MEE : Ali al-Sallabi est un islamiste. Il semble normal que vous ayez de bonnes relations avec lui. Mais qu’en est-il, par exemple, de Khalifa Haftar, l’homme fort de l’Est libyen qui combat les milices islamistes ? Pourrait-il accepter ?
RG : Cheikh Sallabi a de très, très bonnes relations avec Khalifa Haftar. Je suis prêt, moi-même, à le rencontrer. Il y a d’ailleurs quelques contacts entre nous.
MEE : En Tunisie, vous êtes accusé de mener une diplomatie parallèle...

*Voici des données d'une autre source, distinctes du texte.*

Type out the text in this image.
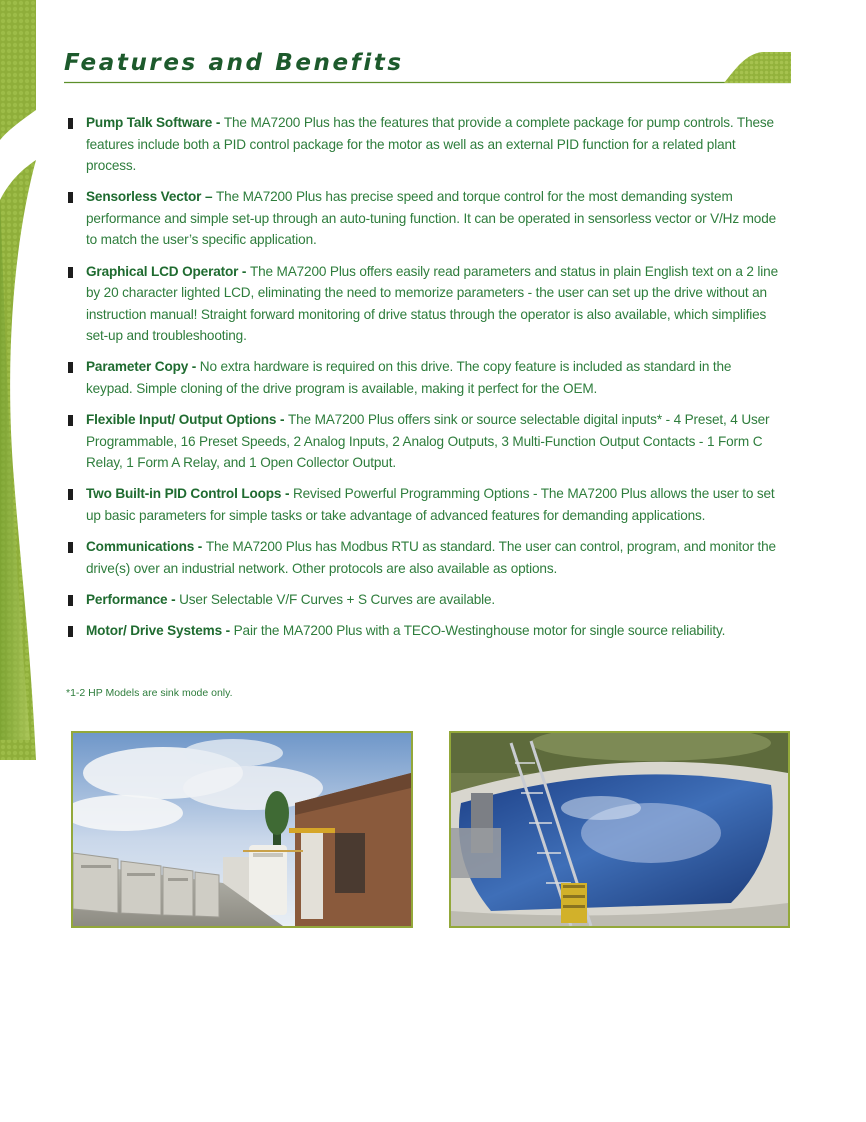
Features and Benefits
Pump Talk Software - The MA7200 Plus has the features that provide a complete package for pump controls. These features include both a PID control package for the motor as well as an external PID function for a related plant process.
Sensorless Vector – The MA7200 Plus has precise speed and torque control for the most demanding system performance and simple set-up through an auto-tuning function. It can be operated in sensorless vector or V/Hz mode to match the user’s specific application.
Graphical LCD Operator - The MA7200 Plus offers easily read parameters and status in plain English text on a 2 line by 20 character lighted LCD, eliminating the need to memorize parameters - the user can set up the drive without an instruction manual! Straight forward monitoring of drive status through the operator is also available, which simplifies set-up and troubleshooting.
Parameter Copy - No extra hardware is required on this drive. The copy feature is included as standard in the keypad. Simple cloning of the drive program is available, making it perfect for the OEM.
Flexible Input/ Output Options - The MA7200 Plus offers sink or source selectable digital inputs* - 4 Preset, 4 User Programmable, 16 Preset Speeds, 2 Analog Inputs, 2 Analog Outputs, 3 Multi-Function Output Contacts - 1 Form C Relay, 1 Form A Relay, and 1 Open Collector Output.
Two Built-in PID Control Loops - Revised Powerful Programming Options - The MA7200 Plus allows the user to set up basic parameters for simple tasks or take advantage of advanced features for demanding applications.
Communications - The MA7200 Plus has Modbus RTU as standard. The user can control, program, and monitor the drive(s) over an industrial network. Other protocols are also available as options.
Performance - User Selectable V/F Curves + S Curves are available.
Motor/ Drive Systems - Pair the MA7200 Plus with a TECO-Westinghouse motor for single source reliability.

*1-2 HP Models are sink mode only.
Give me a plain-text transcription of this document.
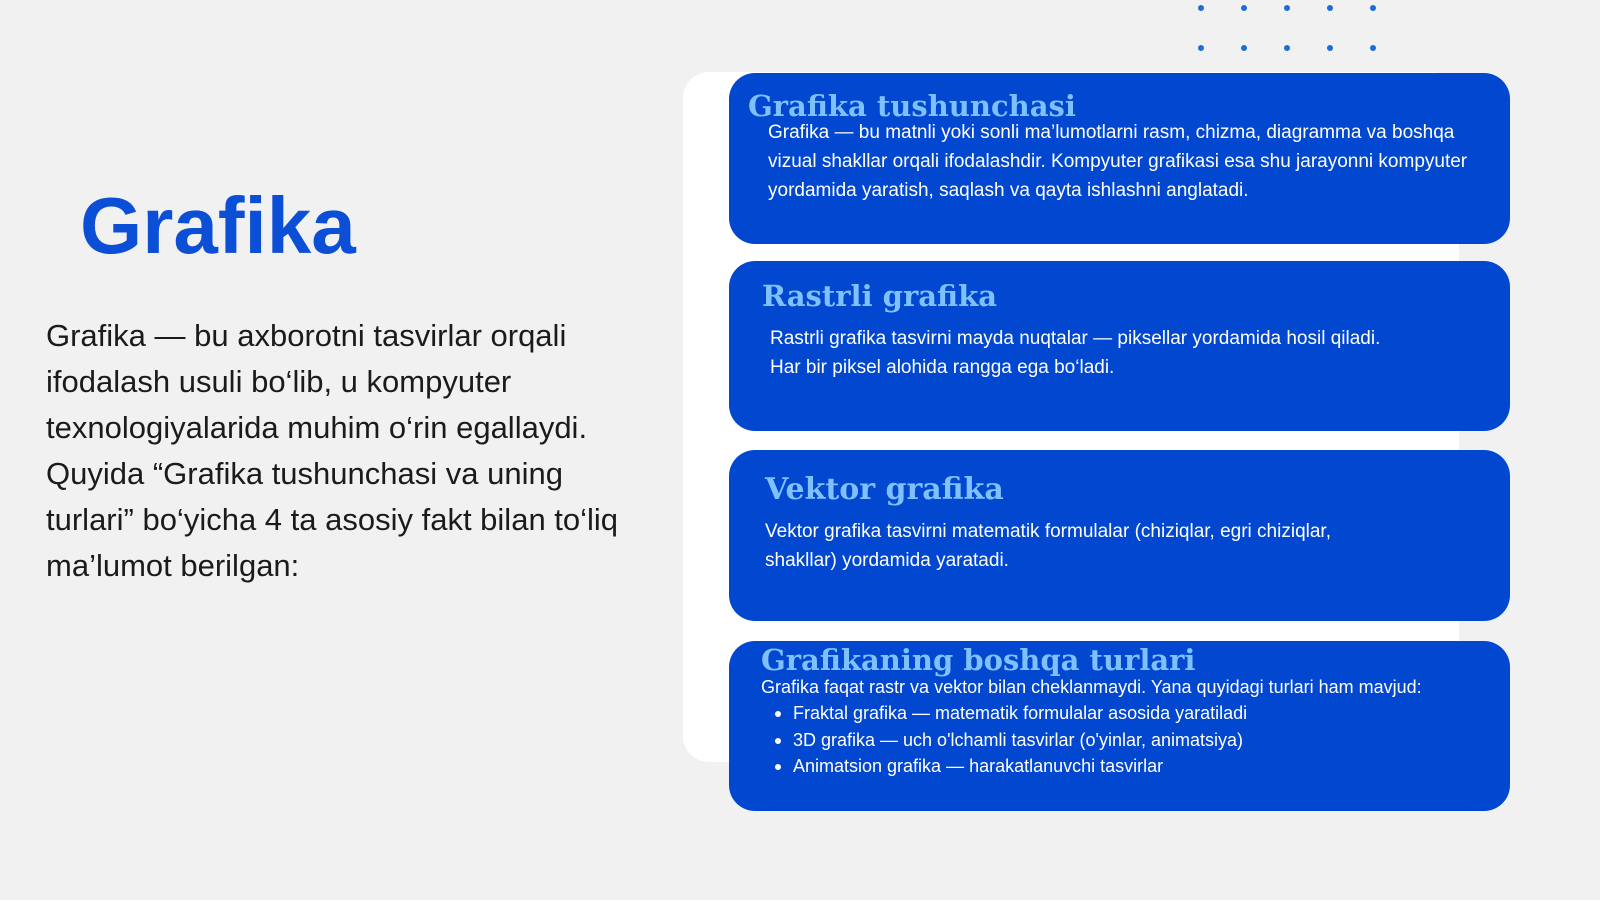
Grafika

Grafika — bu axborotni tasvirlar orqali ifodalash usuli bo‘lib, u kompyuter texnologiyalarida muhim o‘rin egallaydi. Quyida “Grafika tushunchasi va uning turlari” bo‘yicha 4 ta asosiy fakt bilan to‘liq ma’lumot berilgan:

Grafika tushunchasi
Grafika — bu matnli yoki sonli ma’lumotlarni rasm, chizma, diagramma va boshqa vizual shakllar orqali ifodalashdir. Kompyuter grafikasi esa shu jarayonni kompyuter yordamida yaratish, saqlash va qayta ishlashni anglatadi.
Rastrli grafika
Rastrli grafika tasvirni mayda nuqtalar — piksellar yordamida hosil qiladi. Har bir piksel alohida rangga ega bo‘ladi.
Vektor grafika
Vektor grafika tasvirni matematik formulalar (chiziqlar, egri chiziqlar, shakllar) yordamida yaratadi.
Grafikaning boshqa turlari
Grafika faqat rastr va vektor bilan cheklanmaydi. Yana quyidagi turlari ham mavjud:
Fraktal grafika — matematik formulalar asosida yaratiladi
3D grafika — uch o'lchamli tasvirlar (o'yinlar, animatsiya)
Animatsion grafika — harakatlanuvchi tasvirlar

RG : Elle le serait si elle s’opposait à la diplomatie officielle. C’est plutôt une diplomatie populaire qui est au service de la diplomatie officielle. Si le président m’avait fait savoir que cela posait un problème, je me serais arrêté. Je suis toujours en lien avec lui. Nous ne pouvons être qu’un facteur de réussite pour sa politique.
MEE : Vous vous forgez de plus en plus une carrure internationale, pensez-vous déjà aux présidentielles de 2019 ?
RG : Non, ce n’est pas à l’ordre du jour. Nous en discuterons en temps voulu.